According to GALE's latest report, “The Preference Economy: Earn True Loyalty or Get Filtered Out”, 57% of UK consumers are now comfortable letting AI filter their brand communications, and 31% have already told an AI assistant to favour certain brands over others. Among the many implications, one thing is clear: the relationship between brands and consumers now has a gatekeeper. And that gatekeeper is built to drive optimisation and efficiency – not admire your carefully crafted marketing touch points.

Welcome to the Preference Economy. In this era, experience and relevance are critical. And for those thinking globally, it’s important to understand how this shows up market by market. 

The GDPR Dividend

Rooted in a survey of 3,000 UK and U.S. consumers, GALE’s report reveals a distinct path for each region.

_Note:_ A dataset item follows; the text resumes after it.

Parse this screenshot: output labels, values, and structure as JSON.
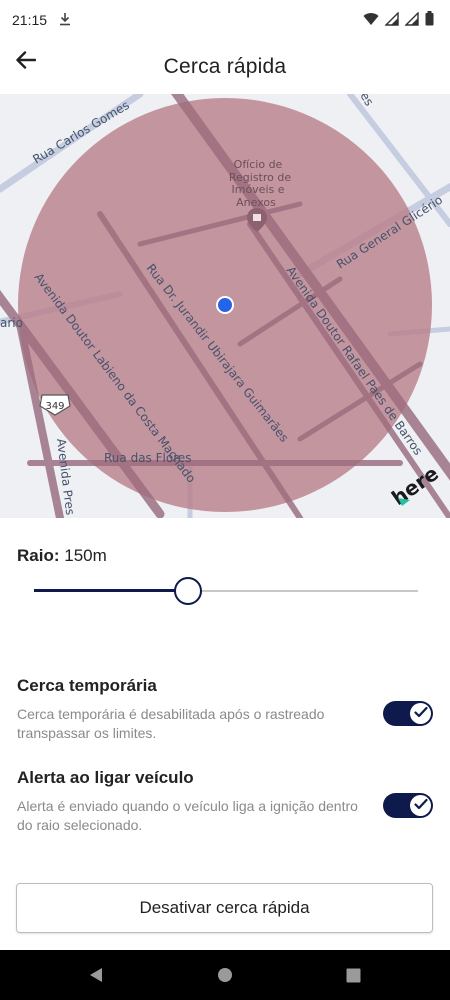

In the UK, consumers have been raised on Clubcard, Nectar, and Boots Points. They understand data as a form of currency. GDPR didn't make them afraid of that exchange. Instead, it clarified the rules, created accountability, and, in doing so, made many consumers more willing to engage. When the value is clear and the terms are transparent, UK consumers trade their data deliberately.

We’re calling this the GDPR Dividend — and the numbers back it up. More than a third of UK consumers would seriously consider sharing more personal data in exchange for more experience-driven loyalty.  Even more compelling: after being introduced to the idea of sharing their preferences with an AI assistant so it could filter favourite brands accordingly, 62% said they'd do it and only 17% refused.

In other words, the Preference Economy customer base in the UK is an asset waiting to be activated. And when you look at how that asset is already showing up across sectors, the picture becomes even clearer.

Where Consumers Have Already Moved

Across several industries, UK loyalty behaviour is organising around four components that can help brands build the kind of connection and relevancy needed in the Preference Economy:

  • Experience: In financial services, digital experience reigns supreme. A quarter of UK consumers stay with their provider because of the quality of the digital experience. And nearly a third have considered switching purely for a better digital experience. Challenger banks like Monzo and Starling, for instance, have been successful with these frictionless experiences that consumers value and that legacy institutions couldn’t match. 
  • Personalisation: In QSR, experience matters too, but personalisation plays an especially important role. 42% of UK consumers say personalised offers based on actual order history would most improve their loyalty experience. They want brands to know what they order on a Tuesday and surface the right offer before they've decided where to go next. And when we looked at which brands UK consumers felt loyal enough to hardcode into an AI recommendation tool, McDonald's dominated, but Greggs, Costa, and Nando's were right there.
  • Simplicity: In travel, the ask is slightly different but equally clear. UK consumers are not points-calculating optimisers. They have preferred airlines and hotel brands and want the booking and travel experience to be effortless rather than a maths exercise. A genuine moment of recognition significantly deepened loyalty for the majority who experienced one — yet nearly a third never have. That gap between what's possible and what's being delivered is where the real opportunity lives.
  • Preference: Nowhere is the underlying preference more established than in retail. UK fashion consumers are more likely than their U.S. counterparts to shop the same brands because they genuinely prefer them. The loyalty programme's job isn't to manufacture that affinity. It's to recognise it, build on it, and make it progressively harder to walk away from.

The Productivity Edge

What ties all of this together — and what should serve as the real wake-up call for brand leaders — is how UK consumers are actually using AI day to day. UK consumers significantly over-index in using AI for productive, task-oriented work: 36% use it for work and professional tasks compared to 28% in the U.S. That matters because a consumer using AI to manage their inbox, compare options, or shortlist their next purchase is actively delegating commercial decision-making to their AI layer. When someone is in task mode, the brands encoded as preferences don't just have an advantage, they’re the only brands in the room. 

What’s Ahead

In the Preference Economy, the brands that will win are those that stop thinking about loyalty as a retention mechanic and start building it as a genuine relationship infrastructure, one that earns preference, survives the AI filter, and compounds over time. At GALE, that's the brief we're bringing to every client conversation right now. Because the window to get ahead of this is narrowing fast.